My heart constricted. How could Nate compartmentalize so well? Seth Sky was dead. No, God—I couldn’t believe that. Thumbs-up … we gave each other a thumbs-up after he cleaned the word “slut” off my car. I saw his sad smile. He was so alive.
“When he got sober,” Nate continued, “he wanted to leave everything behind. Ella and Rick, the East Coast. He bought a place in Montana and stayed there awhile, then moved to Denver … maybe to be close to his agent, I don’t know. She was his only friend for a while.”
I leaned against the house and shuddered.
Matt knew almost everything about me—he’d teased out my life story during our first few phone calls—and I knew almost nothing about him.
One dry, hoarse sob escaped me.
What if I never got the chance?
I slid to the ground, folding under the weight of guilt. Seth was gone. He’d needed someone, anyone, and no one helped him.
It would serve me right if Matt was gone, too, because I didn’t deserve him. He’d come alongside me for a while, never belonging to me, and now he was gone.
“Hannah, you’ve got to hold it together.”
“I can’t. How? How are you doing it?”
“Faith,” he said.
“I don’t have any faith.”
I heard sirens—a faint tremolo growing louder—and soon I saw blue and red lights flashing in the dark.
*
When the police and paramedics arrived, I had to get off the phone with Nate, which made me cry.
“You’re all right,” he said. “I’m here; I’m not going anywhere. I’ll be buying a ticket to fly out tomorrow. Call me back as soon as you can.”
Then I sat in the kitchen with a female officer and told her everything.
Her partner searched the house.
Another group of officers combed the property, their flashlight beams glancing eerily off the windows and their calls making me flinch. Matthew Sky! Matt Sky! Matt!
Lost boy, I thought, just like Seth. And I had played a cruel game with Seth’s heart. Matt had played a cruel game with Seth’s mind. I should disappear, too … join them …
“Miss Catalano?”
“Huh? Sorry. What was the question?”
“We need some assurance from you that this isn’t another hoax. We’re exhausting lifesaving resources here and—”
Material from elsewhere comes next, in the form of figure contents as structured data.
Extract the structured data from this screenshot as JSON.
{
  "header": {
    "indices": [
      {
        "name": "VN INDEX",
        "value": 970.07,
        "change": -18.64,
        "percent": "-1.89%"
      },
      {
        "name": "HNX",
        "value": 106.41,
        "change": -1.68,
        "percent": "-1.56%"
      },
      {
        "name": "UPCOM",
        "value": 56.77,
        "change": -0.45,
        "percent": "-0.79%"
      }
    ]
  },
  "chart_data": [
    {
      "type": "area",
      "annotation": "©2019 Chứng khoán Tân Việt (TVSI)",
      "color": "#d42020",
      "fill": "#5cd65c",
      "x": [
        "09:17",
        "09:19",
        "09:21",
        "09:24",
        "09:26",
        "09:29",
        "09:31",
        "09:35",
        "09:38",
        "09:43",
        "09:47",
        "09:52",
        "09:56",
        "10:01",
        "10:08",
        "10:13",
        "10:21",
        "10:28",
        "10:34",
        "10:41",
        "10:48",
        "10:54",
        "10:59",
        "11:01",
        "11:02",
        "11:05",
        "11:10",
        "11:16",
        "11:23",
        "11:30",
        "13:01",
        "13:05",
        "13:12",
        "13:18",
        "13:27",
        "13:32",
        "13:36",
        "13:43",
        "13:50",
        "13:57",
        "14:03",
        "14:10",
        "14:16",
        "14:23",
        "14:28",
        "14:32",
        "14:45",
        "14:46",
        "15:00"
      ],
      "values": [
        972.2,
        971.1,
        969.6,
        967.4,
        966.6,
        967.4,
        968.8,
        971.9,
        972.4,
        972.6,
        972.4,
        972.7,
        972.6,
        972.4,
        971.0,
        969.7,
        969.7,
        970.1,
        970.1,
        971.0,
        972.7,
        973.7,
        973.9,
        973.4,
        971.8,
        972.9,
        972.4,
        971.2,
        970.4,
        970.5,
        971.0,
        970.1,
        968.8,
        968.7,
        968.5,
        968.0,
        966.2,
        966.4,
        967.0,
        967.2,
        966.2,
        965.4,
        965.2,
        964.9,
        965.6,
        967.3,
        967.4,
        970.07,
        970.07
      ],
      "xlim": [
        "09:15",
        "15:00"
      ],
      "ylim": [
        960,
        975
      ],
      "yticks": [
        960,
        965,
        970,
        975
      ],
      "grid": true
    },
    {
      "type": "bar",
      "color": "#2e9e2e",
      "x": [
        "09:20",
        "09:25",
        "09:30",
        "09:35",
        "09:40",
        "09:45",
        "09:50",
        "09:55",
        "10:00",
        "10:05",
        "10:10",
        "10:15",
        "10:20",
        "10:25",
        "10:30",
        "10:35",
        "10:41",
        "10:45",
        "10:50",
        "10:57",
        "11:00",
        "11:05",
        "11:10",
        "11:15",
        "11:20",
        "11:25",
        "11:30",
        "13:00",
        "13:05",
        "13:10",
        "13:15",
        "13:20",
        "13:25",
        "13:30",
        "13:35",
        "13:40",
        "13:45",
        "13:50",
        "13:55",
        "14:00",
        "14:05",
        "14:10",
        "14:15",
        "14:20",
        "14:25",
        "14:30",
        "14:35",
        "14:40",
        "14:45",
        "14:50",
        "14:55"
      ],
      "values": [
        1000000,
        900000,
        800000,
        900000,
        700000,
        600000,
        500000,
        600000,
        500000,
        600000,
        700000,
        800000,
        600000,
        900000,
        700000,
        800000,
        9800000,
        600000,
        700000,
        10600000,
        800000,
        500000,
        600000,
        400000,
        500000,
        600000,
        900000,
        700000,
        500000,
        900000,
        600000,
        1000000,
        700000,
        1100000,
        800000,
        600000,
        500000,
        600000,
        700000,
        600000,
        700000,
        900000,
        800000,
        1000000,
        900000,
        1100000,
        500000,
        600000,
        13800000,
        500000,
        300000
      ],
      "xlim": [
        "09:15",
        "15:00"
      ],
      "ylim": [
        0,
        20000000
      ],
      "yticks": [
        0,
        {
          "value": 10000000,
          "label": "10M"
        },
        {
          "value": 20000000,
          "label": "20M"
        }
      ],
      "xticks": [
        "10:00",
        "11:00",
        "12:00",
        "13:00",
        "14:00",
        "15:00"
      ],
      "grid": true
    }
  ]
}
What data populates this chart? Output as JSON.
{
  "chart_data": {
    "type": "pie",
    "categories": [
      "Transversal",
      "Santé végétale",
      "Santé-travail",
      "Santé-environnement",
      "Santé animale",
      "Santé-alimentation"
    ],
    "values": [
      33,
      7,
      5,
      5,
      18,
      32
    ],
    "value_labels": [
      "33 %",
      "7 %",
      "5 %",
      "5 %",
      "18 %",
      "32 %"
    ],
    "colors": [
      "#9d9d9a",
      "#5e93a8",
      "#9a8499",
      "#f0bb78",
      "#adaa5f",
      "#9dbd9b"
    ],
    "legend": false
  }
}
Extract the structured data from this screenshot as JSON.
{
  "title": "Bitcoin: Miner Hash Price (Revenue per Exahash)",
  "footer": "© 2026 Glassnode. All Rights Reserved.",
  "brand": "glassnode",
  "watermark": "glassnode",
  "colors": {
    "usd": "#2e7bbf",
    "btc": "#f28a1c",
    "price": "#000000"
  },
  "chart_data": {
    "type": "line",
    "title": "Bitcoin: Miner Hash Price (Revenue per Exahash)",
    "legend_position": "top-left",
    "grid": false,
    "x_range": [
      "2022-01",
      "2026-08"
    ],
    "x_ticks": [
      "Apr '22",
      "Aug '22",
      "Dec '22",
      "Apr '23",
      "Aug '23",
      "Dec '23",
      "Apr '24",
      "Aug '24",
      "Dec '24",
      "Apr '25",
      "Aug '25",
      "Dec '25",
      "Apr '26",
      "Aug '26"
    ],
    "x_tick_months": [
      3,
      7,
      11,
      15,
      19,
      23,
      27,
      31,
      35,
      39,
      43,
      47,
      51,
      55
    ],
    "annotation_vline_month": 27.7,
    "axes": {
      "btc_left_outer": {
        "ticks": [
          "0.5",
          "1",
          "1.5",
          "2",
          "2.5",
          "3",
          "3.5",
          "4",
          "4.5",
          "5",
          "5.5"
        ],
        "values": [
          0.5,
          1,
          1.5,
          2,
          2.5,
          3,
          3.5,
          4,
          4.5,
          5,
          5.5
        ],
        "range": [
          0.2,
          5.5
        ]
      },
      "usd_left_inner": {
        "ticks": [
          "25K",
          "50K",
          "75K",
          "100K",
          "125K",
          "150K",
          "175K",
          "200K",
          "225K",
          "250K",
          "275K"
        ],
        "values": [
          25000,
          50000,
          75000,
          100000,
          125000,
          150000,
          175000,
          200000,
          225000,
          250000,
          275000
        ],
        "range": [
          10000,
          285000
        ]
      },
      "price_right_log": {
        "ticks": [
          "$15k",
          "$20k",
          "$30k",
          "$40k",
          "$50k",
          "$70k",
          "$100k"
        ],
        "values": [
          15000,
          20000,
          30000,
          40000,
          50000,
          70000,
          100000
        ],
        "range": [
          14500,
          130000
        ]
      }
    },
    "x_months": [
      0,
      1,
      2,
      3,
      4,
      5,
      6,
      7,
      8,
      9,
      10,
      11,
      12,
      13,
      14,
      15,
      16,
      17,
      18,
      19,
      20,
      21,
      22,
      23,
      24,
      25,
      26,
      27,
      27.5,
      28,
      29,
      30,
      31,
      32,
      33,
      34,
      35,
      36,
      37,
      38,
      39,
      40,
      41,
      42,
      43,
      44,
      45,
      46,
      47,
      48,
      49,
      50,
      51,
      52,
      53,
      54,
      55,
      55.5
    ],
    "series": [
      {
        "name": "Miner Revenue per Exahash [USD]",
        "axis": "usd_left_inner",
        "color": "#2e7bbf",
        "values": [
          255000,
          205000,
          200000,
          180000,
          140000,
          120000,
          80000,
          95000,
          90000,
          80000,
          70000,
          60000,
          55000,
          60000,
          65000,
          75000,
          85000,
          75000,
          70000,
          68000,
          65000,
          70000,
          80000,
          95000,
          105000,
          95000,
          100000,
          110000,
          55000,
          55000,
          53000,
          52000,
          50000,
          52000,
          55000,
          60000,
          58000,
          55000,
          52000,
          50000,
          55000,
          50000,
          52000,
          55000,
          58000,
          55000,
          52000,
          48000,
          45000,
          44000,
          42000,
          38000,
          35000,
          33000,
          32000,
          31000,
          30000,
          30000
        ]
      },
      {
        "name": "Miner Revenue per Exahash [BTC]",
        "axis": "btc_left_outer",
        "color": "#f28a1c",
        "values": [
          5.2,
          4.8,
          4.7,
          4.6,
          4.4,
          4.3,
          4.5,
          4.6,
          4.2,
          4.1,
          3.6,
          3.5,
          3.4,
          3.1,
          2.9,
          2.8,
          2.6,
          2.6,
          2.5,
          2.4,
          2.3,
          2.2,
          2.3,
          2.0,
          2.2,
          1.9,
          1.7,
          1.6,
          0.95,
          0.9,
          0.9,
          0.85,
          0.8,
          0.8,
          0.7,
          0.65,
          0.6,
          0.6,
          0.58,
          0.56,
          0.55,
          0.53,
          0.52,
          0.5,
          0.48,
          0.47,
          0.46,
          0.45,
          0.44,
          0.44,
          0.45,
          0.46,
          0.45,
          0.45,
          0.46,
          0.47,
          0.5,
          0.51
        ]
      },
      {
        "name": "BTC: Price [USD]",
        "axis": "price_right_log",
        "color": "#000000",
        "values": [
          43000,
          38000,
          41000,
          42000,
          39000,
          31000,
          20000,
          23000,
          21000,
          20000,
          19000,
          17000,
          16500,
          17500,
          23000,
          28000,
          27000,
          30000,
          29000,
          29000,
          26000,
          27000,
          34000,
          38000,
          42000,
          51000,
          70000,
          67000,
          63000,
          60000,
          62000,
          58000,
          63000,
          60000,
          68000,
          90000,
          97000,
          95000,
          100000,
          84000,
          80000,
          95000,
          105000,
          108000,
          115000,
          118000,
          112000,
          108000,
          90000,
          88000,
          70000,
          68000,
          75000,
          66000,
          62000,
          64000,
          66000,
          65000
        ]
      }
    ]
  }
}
“It’s not a hoax.” I rubbed my eyes. When the officers had arrived, they’d strolled up to the house—hands on belts, no hurry—exchanging weary looks. I couldn’t blame them. Matt and I had cried “wolf” last year and the whole nation heard our cry. Search-and-rescue teams had risked their lives in the mountains, looking for the missing author. More than once, I’d sat down just like this, feeding lies to the police. People had grieved for him. Seth had grieved …
Tears of fear and frustration seeped into my fingers.
“Please,” I said. “I’m sorry. Please find him.”
Hannah, you’ve got to hold it together.
I sent up a prayer for strength.
I said to God: Don’t make me pay for my sins with his life.
The officer’s partner returned to the kitchen.
“All clear,” he said. “I’m going to help outside.”
An hour later, only one police car and the ambulance remained. The female officer began talking me through filing a missing-persons report. “You can do that tomorrow at the station,” she said. Her radio buzzed. “Take notes on what you remember tonight—”
“You can’t”—I clutched my cell—“you can’t go. He has to be…”
What was Matt wearing? Why couldn’t I remember?
“Ma’am, we have to—” Her radio buzzed again and a garbled voice said something. She walked away and responded. I clung to the counter.
Was this how my happiness ended?
“Miss Catalano,” said the officer. “They’ve found him.”